The Battle of Maldon is considered one of the best Anglo Saxon poems written in the English language. It is deemed one of the greatest Anglo Saxon heroic poems next to the epic Beowulf. The fragment of this poem that remains tells how the main protagonist Byrhtnoth permitted his Danish antagonists to cross a well-defended causeway and array themselves for battle on the banks of the river Blackwater near the isle of Northey. Byrhtnoth is rewarded for his magnanimous gesture with a Viking spear thrust into his side. As the mortally wounded hero crumples to the dust, some of the Saxons flee the field, while other warriors press forward to avenge their lord or die trying. The poem has been said to exemplify the basis of the Saxon’s heroic code.

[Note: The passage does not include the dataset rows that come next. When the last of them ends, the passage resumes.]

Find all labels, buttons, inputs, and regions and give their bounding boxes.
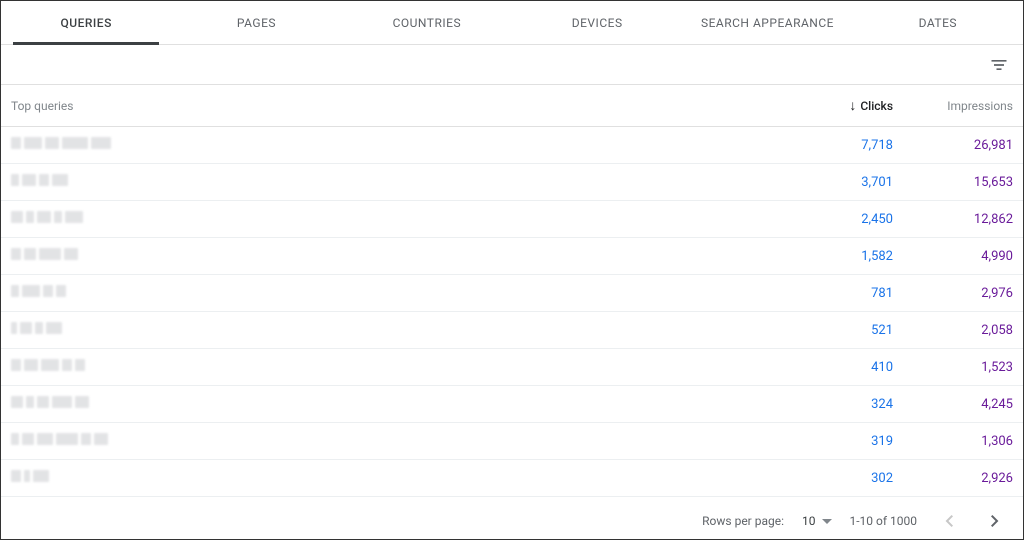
clicks-cell: 2,450 bbox=[773, 212, 893, 227]
redacted-query bbox=[11, 359, 85, 371]
redacted-query bbox=[11, 137, 111, 149]
rows-per-page-label: Rows per page: bbox=[702, 514, 784, 528]
impressions-cell: 26,981 bbox=[893, 138, 1013, 153]
query-cell bbox=[11, 470, 773, 486]
tab-countries[interactable]: COUNTRIES bbox=[342, 1, 512, 44]
redacted-query bbox=[11, 470, 49, 482]
clicks-cell: 781 bbox=[773, 286, 893, 301]
rows-per-page-select[interactable]: 10 bbox=[802, 514, 832, 528]
impressions-cell: 2,926 bbox=[893, 471, 1013, 486]
tab-pages[interactable]: PAGES bbox=[171, 1, 341, 44]
query-cell bbox=[11, 248, 773, 264]
sort-descending-icon: ↓ bbox=[849, 99, 856, 113]
impressions-cell: 15,653 bbox=[893, 175, 1013, 190]
table-row[interactable]: 3022,926 bbox=[1, 460, 1023, 497]
tab-queries[interactable]: QUERIES bbox=[1, 1, 171, 44]
query-cell bbox=[11, 211, 773, 227]
table-row[interactable]: 3191,306 bbox=[1, 423, 1023, 460]
redacted-query bbox=[11, 248, 78, 260]
clicks-cell: 1,582 bbox=[773, 249, 893, 264]
chevron-down-icon bbox=[822, 519, 832, 524]
query-cell bbox=[11, 285, 773, 301]
redacted-query bbox=[11, 433, 108, 445]
impressions-cell: 4,990 bbox=[893, 249, 1013, 264]
query-cell bbox=[11, 322, 773, 338]
tab-devices[interactable]: DEVICES bbox=[512, 1, 682, 44]
query-cell bbox=[11, 433, 773, 449]
table-row[interactable]: 3,70115,653 bbox=[1, 164, 1023, 201]
clicks-cell: 319 bbox=[773, 434, 893, 449]
redacted-query bbox=[11, 174, 68, 186]
clicks-cell: 302 bbox=[773, 471, 893, 486]
impressions-cell: 2,976 bbox=[893, 286, 1013, 301]
pagination-bar: Rows per page: 10 1-10 of 1000 bbox=[1, 497, 1023, 545]
clicks-cell: 3,701 bbox=[773, 175, 893, 190]
query-cell bbox=[11, 396, 773, 412]
clicks-cell: 410 bbox=[773, 360, 893, 375]
pagination-range: 1-10 of 1000 bbox=[850, 514, 918, 528]
redacted-query bbox=[11, 285, 66, 297]
redacted-query bbox=[11, 396, 89, 408]
table-row[interactable]: 1,5824,990 bbox=[1, 238, 1023, 275]
clicks-cell: 7,718 bbox=[773, 138, 893, 153]
table-row[interactable]: 3244,245 bbox=[1, 386, 1023, 423]
chevron-left-icon bbox=[945, 515, 953, 527]
filter-bar bbox=[1, 45, 1023, 85]
column-header-clicks[interactable]: ↓ Clicks bbox=[773, 99, 893, 113]
column-header-impressions[interactable]: Impressions bbox=[893, 99, 1013, 113]
impressions-cell: 4,245 bbox=[893, 397, 1013, 412]
query-cell bbox=[11, 174, 773, 190]
chevron-right-icon bbox=[991, 515, 999, 527]
column-header-query[interactable]: Top queries bbox=[11, 99, 773, 113]
next-page-button[interactable] bbox=[981, 507, 1009, 535]
clicks-label: Clicks bbox=[860, 99, 893, 113]
tab-dates[interactable]: DATES bbox=[853, 1, 1023, 44]
filter-icon[interactable] bbox=[989, 55, 1009, 75]
clicks-cell: 324 bbox=[773, 397, 893, 412]
query-cell bbox=[11, 359, 773, 375]
tab-search-appearance[interactable]: SEARCH APPEARANCE bbox=[682, 1, 852, 44]
table-row[interactable]: 2,45012,862 bbox=[1, 201, 1023, 238]
table-header: Top queries ↓ Clicks Impressions bbox=[1, 85, 1023, 127]
rows-per-page-value: 10 bbox=[802, 514, 816, 528]
impressions-cell: 1,523 bbox=[893, 360, 1013, 375]
tabs-bar: QUERIESPAGESCOUNTRIESDEVICESSEARCH APPEA… bbox=[1, 1, 1023, 45]
prev-page-button[interactable] bbox=[935, 507, 963, 535]
impressions-cell: 2,058 bbox=[893, 323, 1013, 338]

“When battle has been joined, it is shameful for a leader to be surpassed in valor, shameful for his retinue to lag behind… infamy and lifelong scandal awaits the man who outlives his leader by retreating from the battle-line: to defend their chief and guard him, to ascribe to his glory their own brave deeds, is their foremost oath.”

-Tacitus “Germania”

The poem, The Battle of Maldon, is set in the turbulent late 10th century England during the reign of the ineffective Saxon King Aethelraed “The Unready.” Aethelraed came to the throne with a bad name. His ambitious mother Elfrida was suspected of having her retainers commit regicide on Aethelraed’s brother, King Edward by stabbing him to death so that her son Aethelraed would become king in his place. Aethelraed’s duplicity was so despised by those loyal to Edward that when the powerful Abbott of Glastonbury, Dunstan, was forced to crown the eleven year old Aethelraed, at his coronation in 979, he is said to have reluctantly placed the crwon upon the boy’s head with a curse.

“Even as by the death of thy brother, thou didst aspire to the kingdom, hear the decree of heaven. The sin of thy wicked mother and of her accomplices shall rest upon thy head; and such evils shall befall upon the English as they have never yet suffered, from the days when there first came into the isles of Britain, even until the present time.”

-Dunstan, Abbott of Glastonbury
979 C.E.

Dunstan subsequently induces the boy king’s subjects to attribute all of their misfortunes to the monarchy. When foreign invaders plied English waters, Dunstan undermined the citizens resolve to resist those Vikings and directly instigated the people into abandoning their king by heaping blame upon Athelraed’s head for the evils to which they were exposed. He effectively deprived the king of his ability to rally his people to the defense of England and in so doing England was ripe to succumb to any invader.